RFID for Libraries: A Practical Guide

Martin Myhill (Library – Forum Project Director ‐ University of Exeter, UK)

Program: electronic library and information systems

ISSN: 0033-0337

Article publication date: 26 July 2011

584

Keywords

Citation

Myhill, M. (2011), "RFID for Libraries: A Practical Guide", Program: electronic library and information systems, Vol. 45 No. 3, pp. 358-359. https://doi.org/10.1108/00330331111151674

Publisher

:

Emerald Group Publishing Limited

Copyright © 2011, Emerald Group Publishing Limited


It seems all a blur now – or was it even a dream? Just over ten years ago I was fortunate to visit Santa Clara Public Library in Silicon Valley, California. As you might expect from the location, this was a HIGH TECH experience (with emphasis on the capital letters). Memory can play strange tricks over a period of time and psychologists will remind you of the concept of “Rosy Retrospection” where things seem better in the past. However, I recall that there was an automated drive‐in book return box, a standard book self‐return drop linked to a sorter for the various floors of the library, patrons who had a key fob rather than a library card and who were simply able to walk through the exit gates with a pile of books without pausing at a self issue machine (still in their infancy) or even pass the time of day with the library staff at a counter. What made this work – Radio Frequency Identification (RFID)? I was hooked. As I recall, the system was made by Checkpoint and linked to Innovative Interfaces Inc. Millennium Library Management System.

Pandian's book tells you all you have ever needed to know about RFID. From its Second World War beginnings in identifying “friendly” aircraft to the futuristic concept of RFID tags talking to RFID tags (presumably over a cup of tea in the library stacks overnight). The book is very well written and even includes a number of photographs – yes, photographs of tags. Therein lies some problems. Tags is plural, because there is not yet one standard. RFID was not developed for libraries but readily adopted by them as an efficient means of stock control imported from the commercial sector. As such, it carries some innate design flaws in the library environment. As the author points out, and not dissimilar to more common and far less intelligent electromagnetic (EM) tags, these are not security systems but theft deterrent systems – there is no such thing as a fully secure library apart from a closed stack. A pile of RFID tags can cancel each other out as the location has to be varied between items to lessen the risk of a signal conflict or other interference, mis‐reads or non‐reads remain common, tags do not have a finite shelf life and are so identifiable that they can be easily and illicitly removed by determined thieves.

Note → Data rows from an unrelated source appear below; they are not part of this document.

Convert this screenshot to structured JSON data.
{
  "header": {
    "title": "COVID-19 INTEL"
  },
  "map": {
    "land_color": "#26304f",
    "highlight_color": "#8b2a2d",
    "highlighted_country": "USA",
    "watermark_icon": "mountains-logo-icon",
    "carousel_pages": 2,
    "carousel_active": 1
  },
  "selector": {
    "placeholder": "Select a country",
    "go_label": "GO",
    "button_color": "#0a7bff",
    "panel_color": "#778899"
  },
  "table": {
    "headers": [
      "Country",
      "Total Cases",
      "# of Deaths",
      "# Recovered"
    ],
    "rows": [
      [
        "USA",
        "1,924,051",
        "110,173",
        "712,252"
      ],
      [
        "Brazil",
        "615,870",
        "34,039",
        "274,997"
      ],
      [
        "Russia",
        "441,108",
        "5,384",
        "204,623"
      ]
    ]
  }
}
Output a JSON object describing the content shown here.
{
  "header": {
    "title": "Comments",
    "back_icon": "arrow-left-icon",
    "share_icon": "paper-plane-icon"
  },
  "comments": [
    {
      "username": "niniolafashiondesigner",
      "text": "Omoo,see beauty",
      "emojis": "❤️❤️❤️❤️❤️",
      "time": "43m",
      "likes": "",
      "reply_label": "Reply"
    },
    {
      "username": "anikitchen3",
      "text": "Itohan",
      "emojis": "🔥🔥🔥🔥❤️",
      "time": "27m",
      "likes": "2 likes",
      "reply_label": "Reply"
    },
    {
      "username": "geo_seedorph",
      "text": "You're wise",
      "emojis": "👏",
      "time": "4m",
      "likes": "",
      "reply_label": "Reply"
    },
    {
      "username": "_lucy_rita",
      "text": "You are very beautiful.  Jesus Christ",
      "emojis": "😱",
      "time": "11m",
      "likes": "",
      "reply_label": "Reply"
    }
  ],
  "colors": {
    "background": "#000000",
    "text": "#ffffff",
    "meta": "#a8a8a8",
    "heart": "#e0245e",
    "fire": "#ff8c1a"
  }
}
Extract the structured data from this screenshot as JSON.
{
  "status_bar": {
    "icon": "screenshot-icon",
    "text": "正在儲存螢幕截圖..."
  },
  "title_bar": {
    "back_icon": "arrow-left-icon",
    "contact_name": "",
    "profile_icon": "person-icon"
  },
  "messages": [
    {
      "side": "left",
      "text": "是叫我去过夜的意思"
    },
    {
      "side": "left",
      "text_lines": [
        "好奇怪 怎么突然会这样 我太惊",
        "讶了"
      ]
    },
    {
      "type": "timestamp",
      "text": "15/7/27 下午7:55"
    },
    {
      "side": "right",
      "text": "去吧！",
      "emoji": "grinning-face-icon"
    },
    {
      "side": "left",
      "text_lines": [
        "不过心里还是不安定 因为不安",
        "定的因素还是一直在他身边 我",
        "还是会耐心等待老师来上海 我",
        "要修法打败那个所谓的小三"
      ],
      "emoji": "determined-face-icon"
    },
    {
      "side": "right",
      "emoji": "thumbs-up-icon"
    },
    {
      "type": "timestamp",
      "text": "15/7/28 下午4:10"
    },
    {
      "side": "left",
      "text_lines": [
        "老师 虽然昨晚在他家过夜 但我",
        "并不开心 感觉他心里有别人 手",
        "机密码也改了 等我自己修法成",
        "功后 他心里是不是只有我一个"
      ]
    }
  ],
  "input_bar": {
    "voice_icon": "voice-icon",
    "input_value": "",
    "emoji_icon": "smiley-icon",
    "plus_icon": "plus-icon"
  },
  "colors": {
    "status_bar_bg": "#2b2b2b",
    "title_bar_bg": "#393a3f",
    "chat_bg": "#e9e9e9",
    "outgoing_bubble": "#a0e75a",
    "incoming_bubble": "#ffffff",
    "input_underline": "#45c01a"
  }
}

At the start of the book I was certain that Paul Pandian wanted me to adopt RFID as the only contemporary means of library stock control with significant benefits over barcodes (“automatic” shelf checking) and potential (e.g. greater synergy with the book publishing trade). I emphasise that I started the preceding paragraph with “all you have ever needed to know about RFID” because the tense is important. This is a very honest book and by the end of it I was far less convinced about the value (and especially financial cost) of converting a large library of less intelligent, but already barcoded stock with EM security into RFID format. Many libraries have done so – and seemingly successfully ‐ but it would appear that the true value of RFID is still somewhere in the future and at a point where existing tags and systems may not be compatible.

So what of my Santa Clara experience? I was heartened to find reference to the same concept of “cardless” patrons and bulk exit lending in Pandian's RFID implementation case study of the Institute of Mathematical Sciences, Chennai, India. On page 122 it seems that this remains “in the future”. A great shame given a decade of huge development in library management technology and I'm certain that one of the book's conclusions is correct – there is never a “best time” to implement this type of advance.